Helena – Eu também não busco somente o radicalismo. De facto, como digo no texto, o radicalismo é apenas o factor que por vezes me faz ir mais longe (“correr mais longe”). Porque é ele, no fundo, que me aproxima do transcendente, que ultrapassa os limites normais das coisas e, sobretudo, que me faz sentir o que de outra forma não sentiria. Isto também para dizer que o radicalismo em si não é nada se não estiver associado a um específico sentir. Ou melhor: busco o tal radicalismo para poder sentir algo de muito forte. Daí que possa perfeitamente subscrever as tuas palavras sobre esse sentir que dizes buscar acima de tudo no Cinema. Uso a expressão radicalismo numa acepção lata, que pode abarcar, como disse no texto, as mais diversas configurações. E é claro, igualmente, que nem todas as obras-primas são obras radicais, embora nelas exista sempre algo que desperte em mim um certo radicalismo no sentir ou no pensar.
Por outro lado, essa dimensão de memória de que falas também me interessa muito, apesar da História não ser a minha área de formação (embora seja uma paixão antiga). Certo é que essa capacidade do Cinema de remeter directamente para um passado (as tais memórias registadas pelo cinematógrafo) ou de se apoderar dele através da encenação/recriação é também uma das mais fascinantes possibilidades cinematográficas.
E quanto ao mais, estamos, de facto, de acordo quanto a «Hiroshima Mon Amour», embora a referência ao «The New World» tenha deitado algo a perder ;)
Pris – De acordo quanto à ideia de que o Cinema é algo de mais significativo do que a mera distracção do espírito. E «Before Sunrise» é, de facto, um filme inesquecível.
Francequisco – Essa perspectiva é bastante válida. Esse mundo paralelo do Cinema é, como disse no meu texto, um mundo de infinitas possibilidades. E assim sendo, podemos viver nele a partir do mundo real. E isso tem algo de radical…
Miguel – Bela perspectiva. A cumplicidade com as imagens que recebemos é, de facto, elemento inultrapassável da relação humana com o Cinema. Olhamos para o mundo que se esconde para lá da tela e somos cúmplices de tudo o vemos, como se olhássemos para uma realidade tangível. No Cinema, como na Vida, também vivemos muito quando observamos os outros a viverem…
Catarina – O Cinema está repleto de experiências radicais. A Vida também, claro. E no limite as duas coisas complementam-se. As possibilidades de radicalismo estão nas imagens que vemos e no choque que operam em nós. E isso tanto pode acontecer quando vemos pela primeira vez uma paisagem como quando vemos pela primeira vez determinado filme.
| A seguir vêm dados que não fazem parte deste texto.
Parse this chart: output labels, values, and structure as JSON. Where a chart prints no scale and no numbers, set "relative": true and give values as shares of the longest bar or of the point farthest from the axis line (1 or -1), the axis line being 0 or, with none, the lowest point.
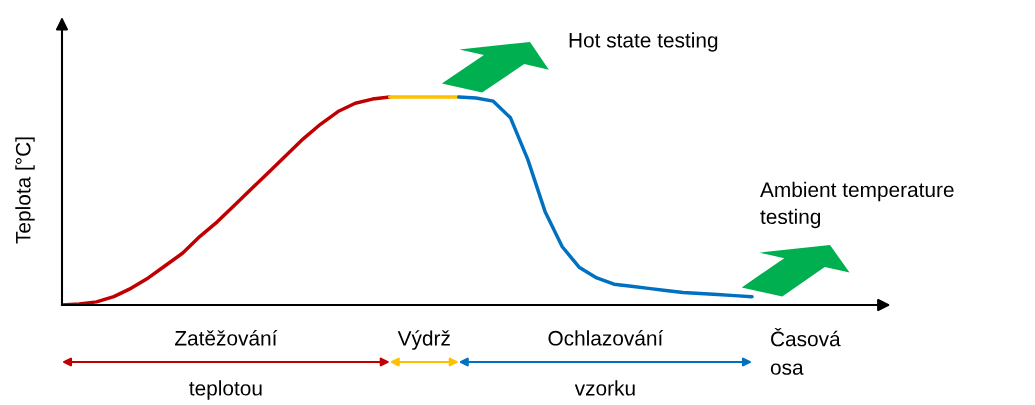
{
  "chart_data": {
    "type": "line",
    "relative": true,
    "ylabel": "Teplota [°C]",
    "xlabel": "Časová\nosa",
    "categories": [
      null,
      null,
      null,
      null,
      null,
      null,
      null,
      null,
      null,
      null,
      null,
      null,
      null,
      null,
      null,
      null,
      null,
      null,
      null,
      null,
      null,
      null,
      null,
      null,
      null,
      null,
      null,
      null,
      null,
      null,
      null,
      null,
      null,
      null,
      null,
      null,
      null,
      null,
      null,
      null,
      null
    ],
    "series": [
      {
        "color": "#c00000",
        "values": [
          0,
          0.005,
          0.015,
          0.04,
          0.08,
          0.13,
          0.19,
          0.25,
          0.33,
          0.4,
          0.48,
          0.56,
          0.64,
          0.72,
          0.8,
          0.87,
          0.93,
          0.97,
          0.99,
          1,
          null,
          null,
          null,
          null,
          null,
          null,
          null,
          null,
          null,
          null,
          null,
          null,
          null,
          null,
          null,
          null,
          null,
          null,
          null,
          null,
          null
        ]
      },
      {
        "color": "#ffc000",
        "values": [
          null,
          null,
          null,
          null,
          null,
          null,
          null,
          null,
          null,
          null,
          null,
          null,
          null,
          null,
          null,
          null,
          null,
          null,
          null,
          1,
          1,
          1,
          1,
          1,
          null,
          null,
          null,
          null,
          null,
          null,
          null,
          null,
          null,
          null,
          null,
          null,
          null,
          null,
          null,
          null,
          null
        ]
      },
      {
        "color": "#0070c0",
        "values": [
          null,
          null,
          null,
          null,
          null,
          null,
          null,
          null,
          null,
          null,
          null,
          null,
          null,
          null,
          null,
          null,
          null,
          null,
          null,
          null,
          null,
          null,
          null,
          1,
          0.995,
          0.98,
          0.9,
          0.7,
          0.45,
          0.28,
          0.18,
          0.13,
          0.1,
          0.09,
          0.08,
          0.07,
          0.06,
          0.055,
          0.05,
          0.045,
          0.04
        ]
      }
    ],
    "annotations": [
      "Hot state testing",
      "Ambient temperature\ntesting",
      "Zatěžování",
      "teplotou",
      "Výdrž",
      "Ochlazování",
      "vzorku"
    ],
    "legend": false,
    "marker": "none",
    "line_style": "solid"
  }
}
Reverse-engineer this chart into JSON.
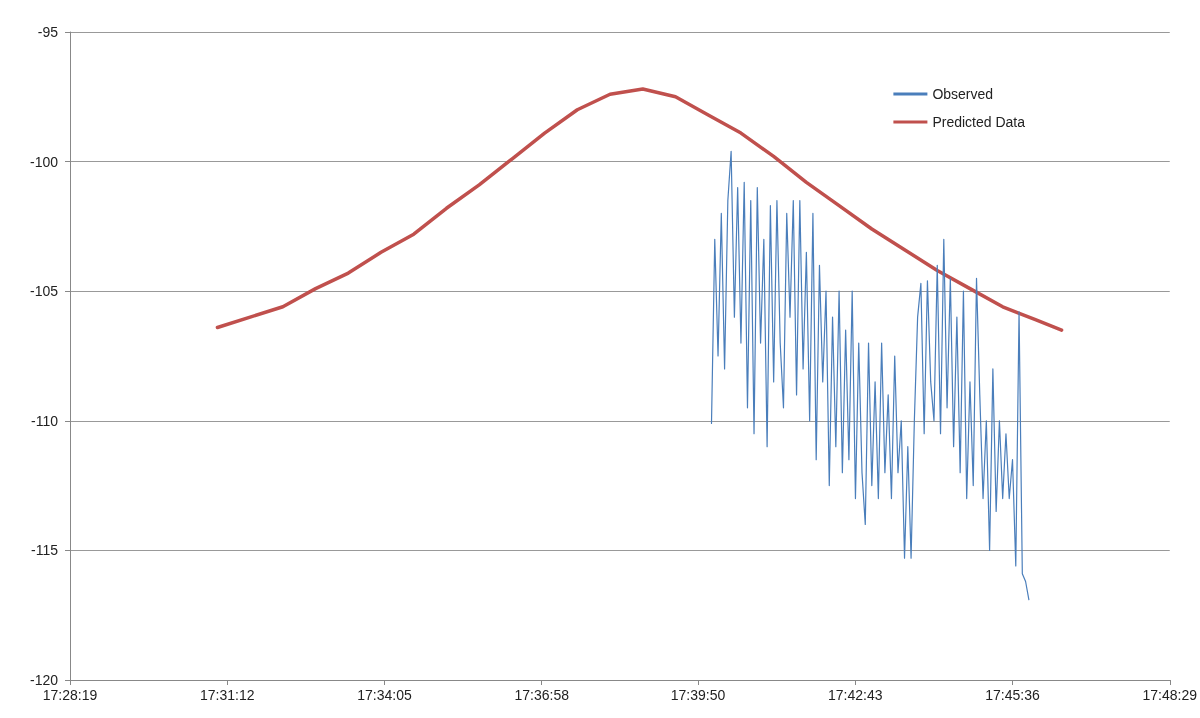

O Cinema não é a Vida, mas quando vemos um filme não paramos de viver…
Francisco – «The Fountain» é, sem qualquer dúvida, uma obra radical. Já vi o filme 4 vezes no cinema, precisamente para poder repetir o radicalismo da experiência, e a cada novo visionamento o filme transcende-se. É isto, de facto, também, que busco no Cinema.
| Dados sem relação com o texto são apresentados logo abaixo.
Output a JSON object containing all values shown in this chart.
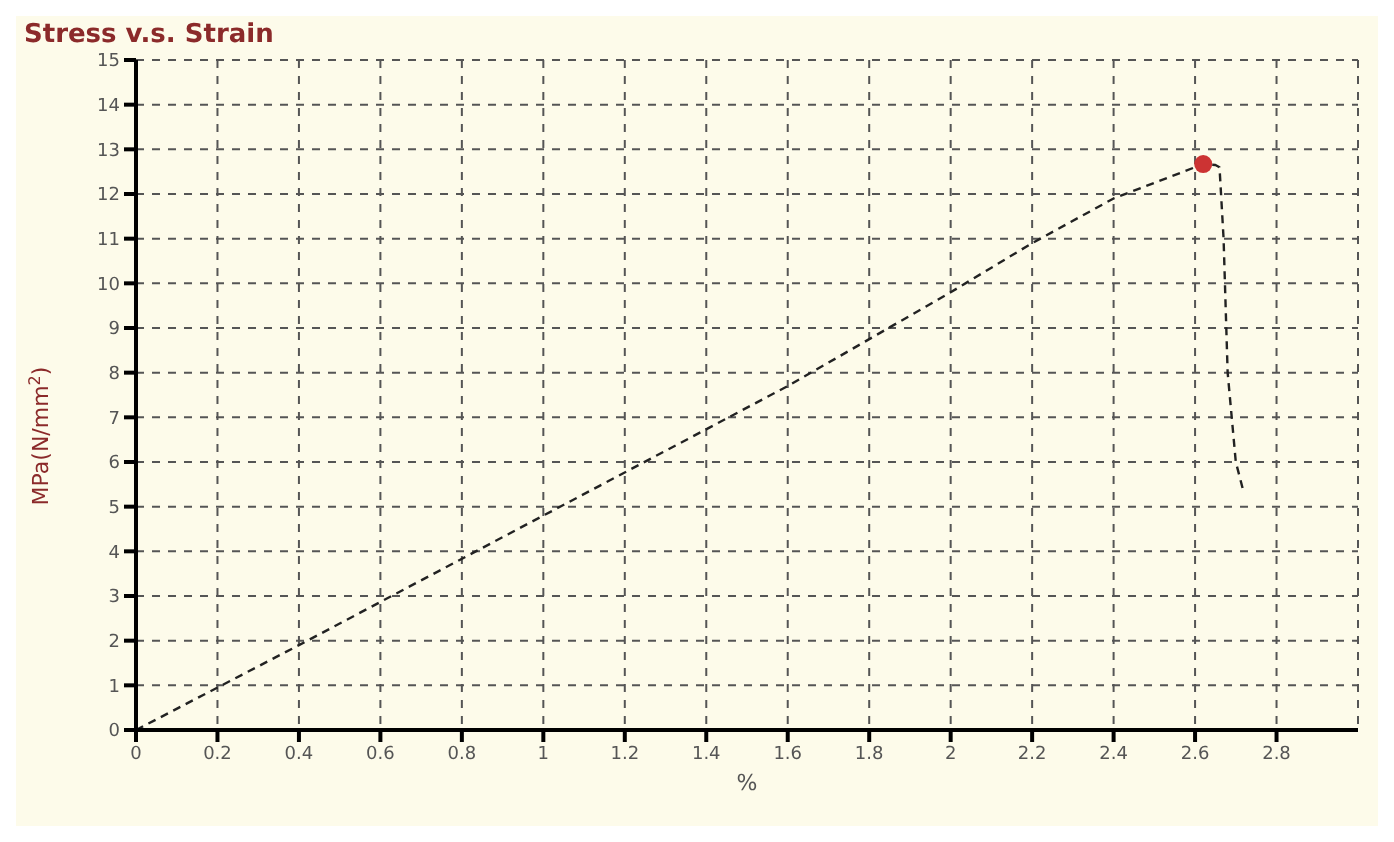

Para mim a ida ao cinema tem qualquer coisa de transcendental e cósmico, de profano e sagrado. Curiosa interpretação da arte de memória pois a definição de memória é em si mesmo a fixação da imagem. Aquelas imagens que como um puzzle inacabado formam o nosso "eu". Radical, sim, não no sentido do exótico mas do limite, da sensação de experiência pessoal perto do extremo. Radical, sim, não no sentido de fundamentalismo mas do "milagre" perante mim, de uma espécie de revelação que posso até encontrar na cena mais simples, com menos artifícios ( o que geralmente sucede). Radical, sim, no sentido de um tiro certeiro que nos acerta e desconcerta o "logos" e o sentir. Talvez por isso o cinema seja também a arte de solidão, na medida em que em última instância quem realiza o filme somos nós. E aquele silêncio em que gosto de ficar depois do filme acabar, talvez seja ainda cinema. ( alguém dizia que depois de ouvir Mozart o silêncio que se seguia ainda era música de Mozart). Que sensação de plenitude, de "ordem" do caos mas também de "desorientação" da suposta harmonia quando encontro " Aquele Filme". O que busco no cinema? Algumas respostas, muitas perguntas e variados caminhos!!